Em Alagoas houve no primeiro bimestre o maior aumento - de 62,7% -- de despesas liquidadas na saúde entre os Estados levantados. George Santoro, secretário da Fazenda alagoana, explica que a alta reflete, além do efeito da pandemia, também o custeio maior em razão da entrega de quatro hospitais durante a pandemia, o que, além de ampliar atendimento geral para a saúde, permitiu quadruplicar a oferta de leitos de UTI do Estado. Planejados antes da crise sanitária, os investimentos, diz ele, devem gerar elevação de custeio na área da saúde de cerca de R$ 200 milhões este ano. A alta de despesas na área é projetada em 30% contra o ano passado, conta.

Pires lembra que as despesas com a pandemia vão além da saúde. “Como o governo federal mostra relutância maior para oferecer suporte neste ano, isso deve ser dado em nível estadual e municipal, o que já acontece por meio de programas de transferência de renda, por exemplo.”

Entre as capitais, Salvador é uma das que oferecem auxílio emergencial de R$ 270 mensais desde junho do ano passado. O benefício vale até junho deste ano. “As prefeituras já têm feito esforços para suprir lacunas de demandas sociais”, diz Giovanna Victer, secretária da Fazenda soteropolitana.

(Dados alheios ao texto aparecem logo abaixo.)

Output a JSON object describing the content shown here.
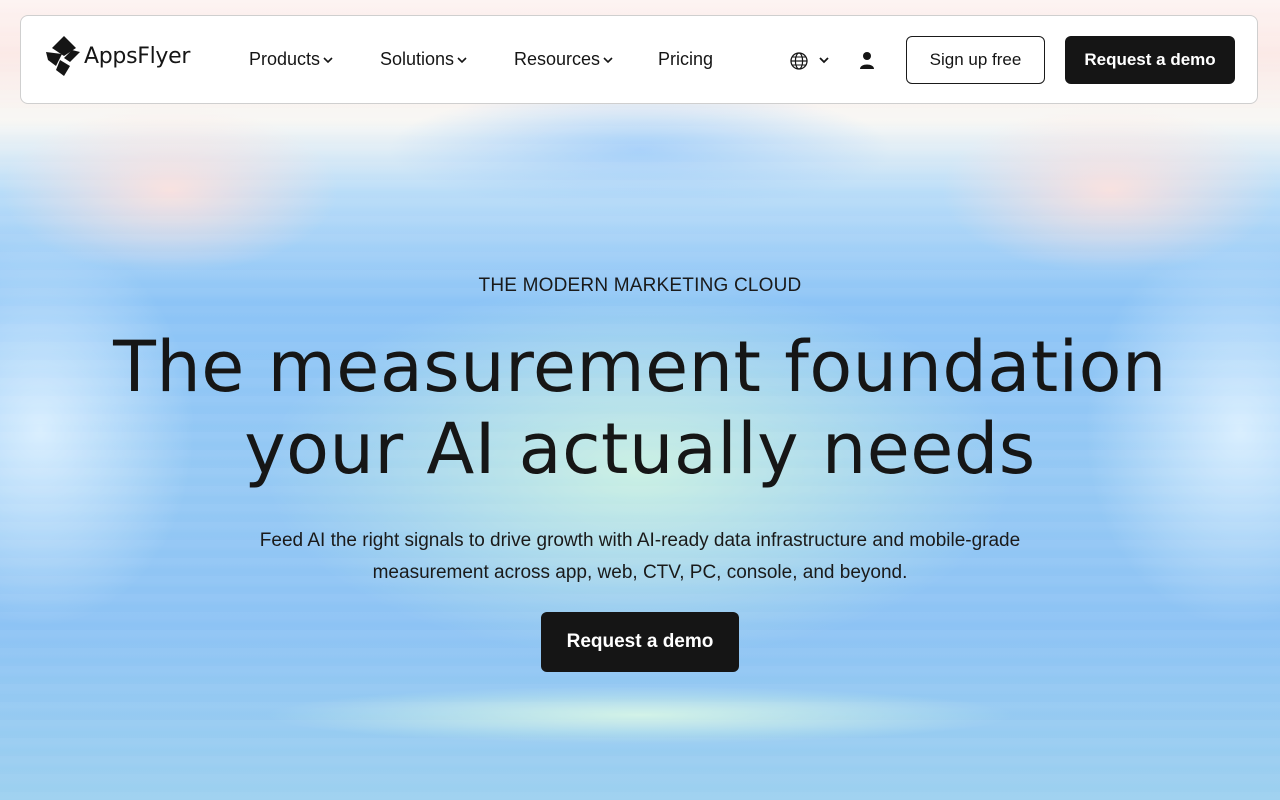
{
  "brand": {
    "name": "AppsFlyer"
  },
  "nav": {
    "items": [
      {
        "label": "Products",
        "has_dropdown": true
      },
      {
        "label": "Solutions",
        "has_dropdown": true
      },
      {
        "label": "Resources",
        "has_dropdown": true
      },
      {
        "label": "Pricing",
        "has_dropdown": false
      }
    ],
    "language_icon": "globe-icon",
    "account_icon": "user-icon",
    "signup_label": "Sign up free",
    "demo_label": "Request a demo"
  },
  "hero": {
    "eyebrow": "THE MODERN MARKETING CLOUD",
    "headline_line1": "The measurement foundation",
    "headline_line2": "your AI actually needs",
    "subtitle_line1": "Feed AI the right signals to drive growth with AI-ready data infrastructure and mobile-grade",
    "subtitle_line2": "measurement across app, web, CTV, PC, console, and beyond.",
    "cta_label": "Request a demo"
  },
  "colors": {
    "primary_dark": "#151515",
    "nav_background": "#ffffff",
    "hero_sky_blue": "#8ec3f5",
    "hero_mint": "#cdf2e2"
  }
}
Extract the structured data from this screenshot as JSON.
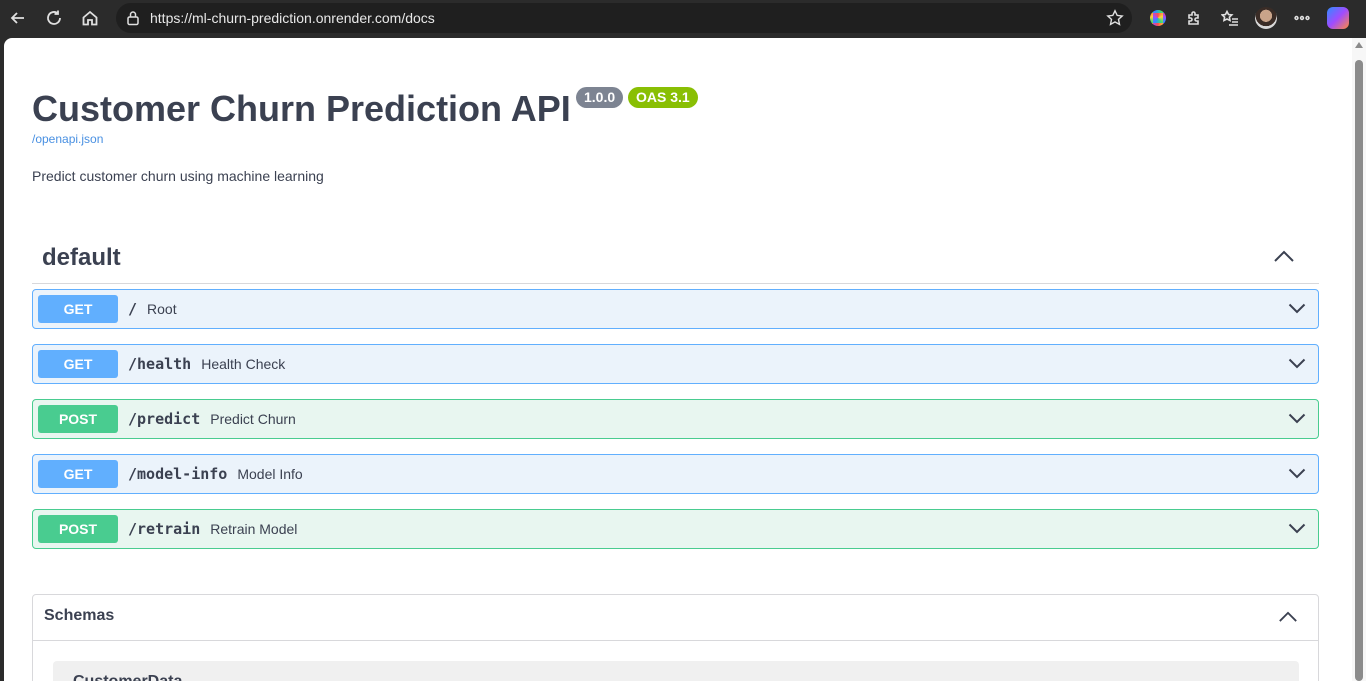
{
  "browser": {
    "url": "https://ml-churn-prediction.onrender.com/docs"
  },
  "page": {
    "title": "Customer Churn Prediction API",
    "version_badge": "1.0.0",
    "oas_badge": "OAS 3.1",
    "openapi_link": "/openapi.json",
    "description": "Predict customer churn using machine learning"
  },
  "section": {
    "title": "default"
  },
  "operations": [
    {
      "method": "GET",
      "path": "/",
      "summary": "Root"
    },
    {
      "method": "GET",
      "path": "/health",
      "summary": "Health Check"
    },
    {
      "method": "POST",
      "path": "/predict",
      "summary": "Predict Churn"
    },
    {
      "method": "GET",
      "path": "/model-info",
      "summary": "Model Info"
    },
    {
      "method": "POST",
      "path": "/retrain",
      "summary": "Retrain Model"
    }
  ],
  "schemas": {
    "title": "Schemas",
    "items": [
      "CustomerData"
    ]
  },
  "colors": {
    "get": "#61affe",
    "post": "#49cc90",
    "text": "#3b4151",
    "link": "#4990e2"
  }
}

Mas é preciso, diz ela, que o governo federal também cumpra com sua parte nas despesas da pandemia. Para ela, é preciso que haja cobertura dos gastos com saúde via Sistema Únicos de Saúde (SUS) e que sejam implementados em âmbito federal programas de crédito para as empresas e também a renovação do BEm, para manutenção de empregos, que permitiu no ano passado a redução de jornada e salários.

“As prefeituras vão precisar de mais recursos para a saúde porque os orçamentos não estavam preparados para dois anos de pandemia, sendo o segundo ano mais grave que o primeiro. Os municípios não têm cheque especial”, diz Giovanna. Em Salvador, as despesas liquidadas com saúde no primeiro bimestre somaram R$ 223 milhões, com alta de 11,7% contra mesmos meses de 2020. A pandemia, ressalta, trouxe gastos inevitáveis e não deu às prefeituras tempo para o freio de arrumação que se faz no começo de cada gestão.

Francisco Funcia, secretário de Finanças de Diadema e consultor técnico do Conselho Nacional de Saúde (CNS), diz que a insuficiência de recursos do SUS já existia antes da pandemia. Neste ano, destaca, o problema se agrava. O Orçamento federal de 2021 aprovado no Congresso destina especificamente para a covid-19 apenas R$ 1,1 bilhão de recursos da saúde, diz. Com isso, não haverá transferência fundo a fundo garantida para o combate à pandemia. Em 2020, lembra, foram R$ 23 bilhões para os municípios e R$ 10 bilhões para os Estados.